No. If Cesare Borgia ever turned Cain against a member of his own family, he would do it for his own reasons. Not merely to avenge a few lowborn serving girls and tavern maids.

The sun was gone by the time I descended from the loggia with my knives sheathed again and my dilemma no nearer a solution. I had missed
cena
, so I took myself to the warren of small chambers behind the kitchens, looking to find my wounded
Signorina Cuoca
and perhaps cadge a little food. But I had no answer at her chamber door, and I wandered out to the kitchen courtyard with a shrug. Where I saw a young man standing in the shadows, one elbow propped against the wall and his face buried in his arm as he aimed the other fist over and over, with great softness and precision, into the stones. “I will kill you,” I heard him mutter indistinctly. “I swear to Christ, you filthy whoremonger, I will kill you—”

“Kill who?” I called across the courtyard.

His head jerked up, and I recognized Carmelina’s red-haired apprentice. “What?”

“You seem to be planning violence.” I sauntered closer, watching my shadow dance in the dim light of a rising half moon. “Violence is my business.”

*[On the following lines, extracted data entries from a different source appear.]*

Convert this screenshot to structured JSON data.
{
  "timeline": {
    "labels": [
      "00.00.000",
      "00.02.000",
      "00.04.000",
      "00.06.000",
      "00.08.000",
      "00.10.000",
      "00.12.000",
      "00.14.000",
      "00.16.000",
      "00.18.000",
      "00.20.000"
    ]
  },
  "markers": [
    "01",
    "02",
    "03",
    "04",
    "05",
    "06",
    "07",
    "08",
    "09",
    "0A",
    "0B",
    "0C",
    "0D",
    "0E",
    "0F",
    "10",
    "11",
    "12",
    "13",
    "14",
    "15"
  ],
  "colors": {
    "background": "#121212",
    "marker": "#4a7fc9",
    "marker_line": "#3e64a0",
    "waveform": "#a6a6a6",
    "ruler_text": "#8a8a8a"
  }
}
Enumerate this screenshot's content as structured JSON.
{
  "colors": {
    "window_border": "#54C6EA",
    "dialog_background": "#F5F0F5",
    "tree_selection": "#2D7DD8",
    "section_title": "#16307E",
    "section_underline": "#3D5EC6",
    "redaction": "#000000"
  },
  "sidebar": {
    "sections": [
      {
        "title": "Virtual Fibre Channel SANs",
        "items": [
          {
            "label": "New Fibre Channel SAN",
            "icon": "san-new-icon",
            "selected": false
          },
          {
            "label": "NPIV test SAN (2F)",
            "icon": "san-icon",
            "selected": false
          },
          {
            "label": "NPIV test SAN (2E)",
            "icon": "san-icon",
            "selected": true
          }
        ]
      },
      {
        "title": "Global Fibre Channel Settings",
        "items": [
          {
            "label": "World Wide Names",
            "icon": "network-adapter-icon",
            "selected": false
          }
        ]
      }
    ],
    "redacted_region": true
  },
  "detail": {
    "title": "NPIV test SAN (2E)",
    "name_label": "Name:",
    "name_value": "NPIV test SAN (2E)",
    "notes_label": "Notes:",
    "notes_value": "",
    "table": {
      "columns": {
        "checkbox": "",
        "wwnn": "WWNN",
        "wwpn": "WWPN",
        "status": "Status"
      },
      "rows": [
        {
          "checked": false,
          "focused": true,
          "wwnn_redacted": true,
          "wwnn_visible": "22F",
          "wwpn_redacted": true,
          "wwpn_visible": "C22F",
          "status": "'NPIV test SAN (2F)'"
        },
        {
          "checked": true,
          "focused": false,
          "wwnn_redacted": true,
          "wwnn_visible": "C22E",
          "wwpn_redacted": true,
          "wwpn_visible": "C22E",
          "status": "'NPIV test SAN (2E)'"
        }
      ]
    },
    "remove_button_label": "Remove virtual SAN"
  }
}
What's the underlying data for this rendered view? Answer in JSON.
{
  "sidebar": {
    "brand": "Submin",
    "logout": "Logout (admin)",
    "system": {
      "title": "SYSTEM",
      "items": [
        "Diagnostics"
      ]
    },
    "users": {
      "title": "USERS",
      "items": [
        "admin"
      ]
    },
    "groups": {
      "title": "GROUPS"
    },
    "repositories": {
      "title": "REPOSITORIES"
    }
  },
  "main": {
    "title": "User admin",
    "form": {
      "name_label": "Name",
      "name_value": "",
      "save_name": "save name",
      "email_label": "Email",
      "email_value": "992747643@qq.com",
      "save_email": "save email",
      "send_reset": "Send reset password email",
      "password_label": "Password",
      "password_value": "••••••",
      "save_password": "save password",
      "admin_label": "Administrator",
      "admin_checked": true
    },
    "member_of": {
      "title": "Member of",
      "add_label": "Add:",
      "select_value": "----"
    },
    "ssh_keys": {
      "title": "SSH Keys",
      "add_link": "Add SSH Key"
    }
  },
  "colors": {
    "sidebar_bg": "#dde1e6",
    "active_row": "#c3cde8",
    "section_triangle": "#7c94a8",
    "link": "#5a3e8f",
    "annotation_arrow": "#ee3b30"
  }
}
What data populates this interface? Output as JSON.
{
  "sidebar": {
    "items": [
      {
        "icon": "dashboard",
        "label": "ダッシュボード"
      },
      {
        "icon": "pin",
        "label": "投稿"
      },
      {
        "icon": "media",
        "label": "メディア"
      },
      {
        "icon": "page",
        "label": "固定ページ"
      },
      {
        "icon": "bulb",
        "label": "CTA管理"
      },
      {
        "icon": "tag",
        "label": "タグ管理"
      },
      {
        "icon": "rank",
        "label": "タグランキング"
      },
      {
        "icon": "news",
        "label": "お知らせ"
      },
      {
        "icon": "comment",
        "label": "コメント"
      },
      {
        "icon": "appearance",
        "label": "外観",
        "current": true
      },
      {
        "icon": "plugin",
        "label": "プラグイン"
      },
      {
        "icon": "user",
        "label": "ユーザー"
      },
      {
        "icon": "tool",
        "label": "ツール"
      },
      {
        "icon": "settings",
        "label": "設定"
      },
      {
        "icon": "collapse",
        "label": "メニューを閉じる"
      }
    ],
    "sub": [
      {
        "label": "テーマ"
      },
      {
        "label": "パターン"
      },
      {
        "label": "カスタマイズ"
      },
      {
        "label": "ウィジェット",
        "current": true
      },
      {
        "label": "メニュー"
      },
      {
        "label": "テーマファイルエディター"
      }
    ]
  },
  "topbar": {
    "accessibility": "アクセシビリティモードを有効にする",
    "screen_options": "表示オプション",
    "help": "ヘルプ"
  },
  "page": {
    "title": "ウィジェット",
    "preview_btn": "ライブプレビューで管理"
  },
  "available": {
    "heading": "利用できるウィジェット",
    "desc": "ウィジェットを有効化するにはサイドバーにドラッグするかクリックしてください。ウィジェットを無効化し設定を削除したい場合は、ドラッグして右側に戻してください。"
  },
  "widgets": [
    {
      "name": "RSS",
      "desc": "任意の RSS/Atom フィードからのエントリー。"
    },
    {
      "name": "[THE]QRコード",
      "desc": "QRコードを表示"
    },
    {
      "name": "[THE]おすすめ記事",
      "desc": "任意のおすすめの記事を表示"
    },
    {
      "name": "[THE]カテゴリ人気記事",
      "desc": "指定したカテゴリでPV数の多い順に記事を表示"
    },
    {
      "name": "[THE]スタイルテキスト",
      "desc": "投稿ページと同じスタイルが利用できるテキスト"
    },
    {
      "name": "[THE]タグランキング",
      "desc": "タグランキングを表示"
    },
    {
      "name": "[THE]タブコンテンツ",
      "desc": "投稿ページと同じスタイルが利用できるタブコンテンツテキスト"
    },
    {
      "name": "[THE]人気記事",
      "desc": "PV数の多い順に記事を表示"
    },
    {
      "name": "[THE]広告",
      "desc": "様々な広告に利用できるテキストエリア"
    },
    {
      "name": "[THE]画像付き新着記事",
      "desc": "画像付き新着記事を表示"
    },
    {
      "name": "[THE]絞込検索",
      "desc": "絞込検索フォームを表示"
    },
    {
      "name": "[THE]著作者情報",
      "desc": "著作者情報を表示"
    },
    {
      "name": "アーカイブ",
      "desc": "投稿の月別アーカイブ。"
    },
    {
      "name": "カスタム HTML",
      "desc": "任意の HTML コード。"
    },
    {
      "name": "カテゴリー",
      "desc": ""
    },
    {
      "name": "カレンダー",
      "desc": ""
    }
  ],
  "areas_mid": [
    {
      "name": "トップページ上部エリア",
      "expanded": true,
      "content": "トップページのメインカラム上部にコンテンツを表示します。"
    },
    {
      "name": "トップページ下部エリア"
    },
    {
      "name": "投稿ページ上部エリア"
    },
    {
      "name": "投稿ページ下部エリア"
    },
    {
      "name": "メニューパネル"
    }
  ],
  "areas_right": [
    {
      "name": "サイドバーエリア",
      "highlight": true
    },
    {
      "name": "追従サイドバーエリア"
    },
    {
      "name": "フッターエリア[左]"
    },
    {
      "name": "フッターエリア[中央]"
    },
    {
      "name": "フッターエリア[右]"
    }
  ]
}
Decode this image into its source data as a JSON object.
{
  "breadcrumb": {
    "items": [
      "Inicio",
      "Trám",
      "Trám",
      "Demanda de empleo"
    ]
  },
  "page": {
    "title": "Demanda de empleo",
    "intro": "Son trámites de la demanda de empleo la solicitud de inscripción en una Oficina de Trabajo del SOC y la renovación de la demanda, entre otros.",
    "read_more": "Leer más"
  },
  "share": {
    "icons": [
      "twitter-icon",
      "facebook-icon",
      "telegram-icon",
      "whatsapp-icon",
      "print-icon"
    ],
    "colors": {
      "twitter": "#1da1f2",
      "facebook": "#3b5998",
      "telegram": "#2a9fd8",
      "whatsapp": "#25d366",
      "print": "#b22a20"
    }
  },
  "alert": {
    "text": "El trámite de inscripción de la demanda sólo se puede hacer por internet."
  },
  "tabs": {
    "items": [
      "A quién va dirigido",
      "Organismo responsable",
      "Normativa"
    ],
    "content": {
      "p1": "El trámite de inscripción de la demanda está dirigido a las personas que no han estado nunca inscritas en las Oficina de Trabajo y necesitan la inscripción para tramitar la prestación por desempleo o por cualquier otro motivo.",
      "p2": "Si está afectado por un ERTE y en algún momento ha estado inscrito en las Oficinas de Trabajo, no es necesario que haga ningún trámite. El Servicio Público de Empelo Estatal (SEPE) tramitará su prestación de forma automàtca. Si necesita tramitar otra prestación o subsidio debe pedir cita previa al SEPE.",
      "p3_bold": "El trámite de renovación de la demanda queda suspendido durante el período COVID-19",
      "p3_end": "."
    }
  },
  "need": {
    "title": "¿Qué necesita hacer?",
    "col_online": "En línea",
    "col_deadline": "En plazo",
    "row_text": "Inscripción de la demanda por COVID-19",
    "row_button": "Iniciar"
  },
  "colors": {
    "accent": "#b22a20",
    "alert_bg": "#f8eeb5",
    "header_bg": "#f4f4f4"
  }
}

“And my business isn’t yours.” He straightened from the wall, and I could see that his knuckles were bruised from where he’d driven them into the stones. Bruised, but not bloody—even in fury, he was taking great care to save his fists. For a more specific target, I would wager.

“Let me guess.” I smiled, taking out my dagger and stropping it against my boot top. “Could your distress have something to do with our
Signorina Cuoca
leaving for the Convent of San Sisto tomorrow morning? Or perhaps
fleeing
for the Convent of San Sisto would be more accurate. And you’ve been in love with our bad-tempered Venetian cook since you were, oh, fifteen?”

“Carmelina said you saved her from the Duke of Gandia,” the boy cut me off. “So I’ll thank you for that. But don’t twit me, Messer Leonello. I’m no boy anymore.”

“Debatable,” I said, but Carmelina’s apprentice had grown since I’d last bothered to notice him. A strapping young fellow, really, standing with one shoulder jammed truculently against the wall of the courtyard and his face leveled down at mine in a cool stare. Whipping egg whites and cream tops might not be as noble a calling as the sword, but it evidently built men every bit as strong.

“So you have heard what happened to Carmelina,” I said, and pushed the knife back into my boot top. “Regrettable, but hardly uncommon. I hope you’re not thinking you can take on the Duke of Gandia in revenge?”

“He’s too high for me,” Bartolomeo returned. “I’d sink a meat cleaver in his skull if I could, but I don’t want to die or be excommunicated just for crossing the Pope’s son. I’d rather live, marry Carmelina, take her to Milan so we can learn how they do that leavened citron bread of theirs, and come back to Rome someday to cook for the next Pope.”